Ein Getriebener – und ein Mensch

Ein Kommentar zum Tode des Rohstoffhändlers Marc Rich in Luzern.

Von Peter Hossli (Text) und Sebastian Derungs (Foto)

Eine Fabelfigur ist tot. Opportun, brillant, skrupellos lebte der mysteriöse Kaufmann Marc Rich. Mit Castro geschäftete der Belgier, Spanier und Israeli. Die USA bezichtigten Rich der Steuerflucht und Deals mit Iran. Bill Clinton begnadigte ihn und verspielte so beinahe seinen eigenen Ruf.

Dank Rich ist die Schweiz heute einer der führenden Umschlagplätze für Rohstoffe. Er begann 1974 in einer Vierzimmerwohnung in Zug und starb als Mil­liardär – als wohl umtriebigster Erdölhändler überhaupt.

Was zeichnete ihn aus? Sein Sinn für Talente. Er bildete sie aus, förderte sie, liess sie zur Konkurrenz ziehen: Heute lenken «Rich Boys» die mächtigsten Handelshäuser.
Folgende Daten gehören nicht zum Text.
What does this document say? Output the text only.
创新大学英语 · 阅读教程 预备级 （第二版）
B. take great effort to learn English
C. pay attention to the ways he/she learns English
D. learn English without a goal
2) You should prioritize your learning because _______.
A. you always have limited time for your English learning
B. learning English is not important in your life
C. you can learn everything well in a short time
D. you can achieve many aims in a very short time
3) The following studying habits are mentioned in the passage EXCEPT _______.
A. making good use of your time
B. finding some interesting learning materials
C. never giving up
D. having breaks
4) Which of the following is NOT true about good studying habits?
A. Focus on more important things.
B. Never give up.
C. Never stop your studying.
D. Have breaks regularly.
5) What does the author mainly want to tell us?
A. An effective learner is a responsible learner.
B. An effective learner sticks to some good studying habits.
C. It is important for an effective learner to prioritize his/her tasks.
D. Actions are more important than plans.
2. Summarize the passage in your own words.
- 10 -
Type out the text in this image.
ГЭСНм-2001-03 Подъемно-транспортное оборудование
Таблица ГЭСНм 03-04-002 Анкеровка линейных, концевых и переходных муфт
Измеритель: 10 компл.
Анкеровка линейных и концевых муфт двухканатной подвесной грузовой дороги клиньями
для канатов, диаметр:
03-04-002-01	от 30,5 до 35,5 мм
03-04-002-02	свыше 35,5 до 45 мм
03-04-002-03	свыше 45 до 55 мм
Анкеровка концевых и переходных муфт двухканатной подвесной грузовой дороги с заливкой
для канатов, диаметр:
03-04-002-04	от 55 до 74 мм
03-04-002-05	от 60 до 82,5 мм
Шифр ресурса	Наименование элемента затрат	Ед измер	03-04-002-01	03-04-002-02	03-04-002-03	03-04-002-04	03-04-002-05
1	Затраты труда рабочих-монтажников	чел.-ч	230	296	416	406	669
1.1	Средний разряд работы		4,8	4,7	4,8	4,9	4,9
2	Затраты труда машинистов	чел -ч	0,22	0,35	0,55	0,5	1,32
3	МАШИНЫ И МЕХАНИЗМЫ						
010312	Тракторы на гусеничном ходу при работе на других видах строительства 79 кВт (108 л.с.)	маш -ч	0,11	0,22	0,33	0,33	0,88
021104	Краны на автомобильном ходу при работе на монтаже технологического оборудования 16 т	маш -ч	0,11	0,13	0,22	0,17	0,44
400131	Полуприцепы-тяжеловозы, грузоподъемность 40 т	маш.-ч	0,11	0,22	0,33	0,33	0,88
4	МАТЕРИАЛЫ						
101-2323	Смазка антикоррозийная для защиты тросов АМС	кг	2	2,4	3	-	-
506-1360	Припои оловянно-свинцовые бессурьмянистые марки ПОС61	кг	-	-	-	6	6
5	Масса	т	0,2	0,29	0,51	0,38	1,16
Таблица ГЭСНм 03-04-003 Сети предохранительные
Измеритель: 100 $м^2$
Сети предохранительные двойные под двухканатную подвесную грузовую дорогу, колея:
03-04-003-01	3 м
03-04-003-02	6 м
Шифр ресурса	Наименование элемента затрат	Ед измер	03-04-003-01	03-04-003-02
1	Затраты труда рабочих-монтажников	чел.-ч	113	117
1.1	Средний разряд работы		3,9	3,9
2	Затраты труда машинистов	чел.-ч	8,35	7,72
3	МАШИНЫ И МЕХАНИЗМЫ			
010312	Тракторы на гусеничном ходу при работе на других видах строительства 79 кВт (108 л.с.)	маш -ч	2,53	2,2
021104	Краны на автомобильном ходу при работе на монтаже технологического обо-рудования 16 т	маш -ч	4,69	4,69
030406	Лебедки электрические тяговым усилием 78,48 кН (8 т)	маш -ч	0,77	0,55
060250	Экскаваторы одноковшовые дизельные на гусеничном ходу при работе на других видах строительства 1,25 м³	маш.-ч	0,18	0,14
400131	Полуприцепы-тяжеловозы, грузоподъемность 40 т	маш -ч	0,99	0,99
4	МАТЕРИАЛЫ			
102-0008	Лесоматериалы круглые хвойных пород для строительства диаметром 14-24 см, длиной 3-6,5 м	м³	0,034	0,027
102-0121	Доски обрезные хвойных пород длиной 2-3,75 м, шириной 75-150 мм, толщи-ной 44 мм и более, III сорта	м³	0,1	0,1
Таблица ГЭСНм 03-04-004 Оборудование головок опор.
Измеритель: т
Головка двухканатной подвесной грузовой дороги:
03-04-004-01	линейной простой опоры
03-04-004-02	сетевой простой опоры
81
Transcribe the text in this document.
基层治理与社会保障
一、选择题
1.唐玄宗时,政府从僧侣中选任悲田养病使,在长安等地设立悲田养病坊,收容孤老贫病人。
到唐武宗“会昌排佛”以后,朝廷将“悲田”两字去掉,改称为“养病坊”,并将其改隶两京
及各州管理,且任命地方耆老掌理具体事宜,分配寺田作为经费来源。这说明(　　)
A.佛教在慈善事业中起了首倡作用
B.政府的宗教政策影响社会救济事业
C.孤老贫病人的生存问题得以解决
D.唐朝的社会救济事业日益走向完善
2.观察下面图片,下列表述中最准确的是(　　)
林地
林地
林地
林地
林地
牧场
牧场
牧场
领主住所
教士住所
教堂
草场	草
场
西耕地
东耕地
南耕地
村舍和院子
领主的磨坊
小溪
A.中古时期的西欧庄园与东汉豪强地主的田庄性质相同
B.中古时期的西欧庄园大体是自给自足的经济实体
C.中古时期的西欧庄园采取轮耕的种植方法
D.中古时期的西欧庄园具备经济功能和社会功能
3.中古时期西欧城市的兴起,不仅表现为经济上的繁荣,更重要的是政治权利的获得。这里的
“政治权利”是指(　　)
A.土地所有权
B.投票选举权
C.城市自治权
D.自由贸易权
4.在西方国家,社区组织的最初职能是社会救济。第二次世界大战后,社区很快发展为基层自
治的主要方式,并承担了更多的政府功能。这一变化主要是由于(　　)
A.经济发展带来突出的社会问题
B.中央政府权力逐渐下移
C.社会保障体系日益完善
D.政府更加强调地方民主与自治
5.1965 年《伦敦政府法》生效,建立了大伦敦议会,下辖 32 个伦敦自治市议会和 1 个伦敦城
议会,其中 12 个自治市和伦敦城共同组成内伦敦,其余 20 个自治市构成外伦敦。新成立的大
Viele sind Millionäre, einige Milliardäre.

Rich war ein vifer Financier. Er erfand hochriskante wie effektive Methoden, um enorm viel Kapital zu verschieben – den Rohstoff aller Rohstoffhändler. Weil er stets pünktlich zahlte, gelangen ihm die echten Deals.

Rufe nach mehr Gerechtigkeit im Öl-, Gold- und Stahlhandel aber beantwortete er mit zu kurz geratener Logik: Stimme der Preis, seien alle zufrieden.

Erfolg und Arbeit trieben ihn an. Bis zuletzt verschob er Häuser und Kunst. «Wer Erfolg haben will, muss hart arbeiten.» Was ist Erfolg? «Geld verdienen», sagte er nur. «Erstens kann ich mit Geld meine Bedürfnisse befriedigen und zweitens kann ich es jenen
geben, die es nötig haben.»

Rich war scheu. Er redete wenig, hörte zu, umgab sich gerne mit Kindern und Enkeln. Gäste empfing der Milliardär in verwaschenen Jeans, grünen Pullis und wattierten Hausstiefeln – war dann nur Mensch.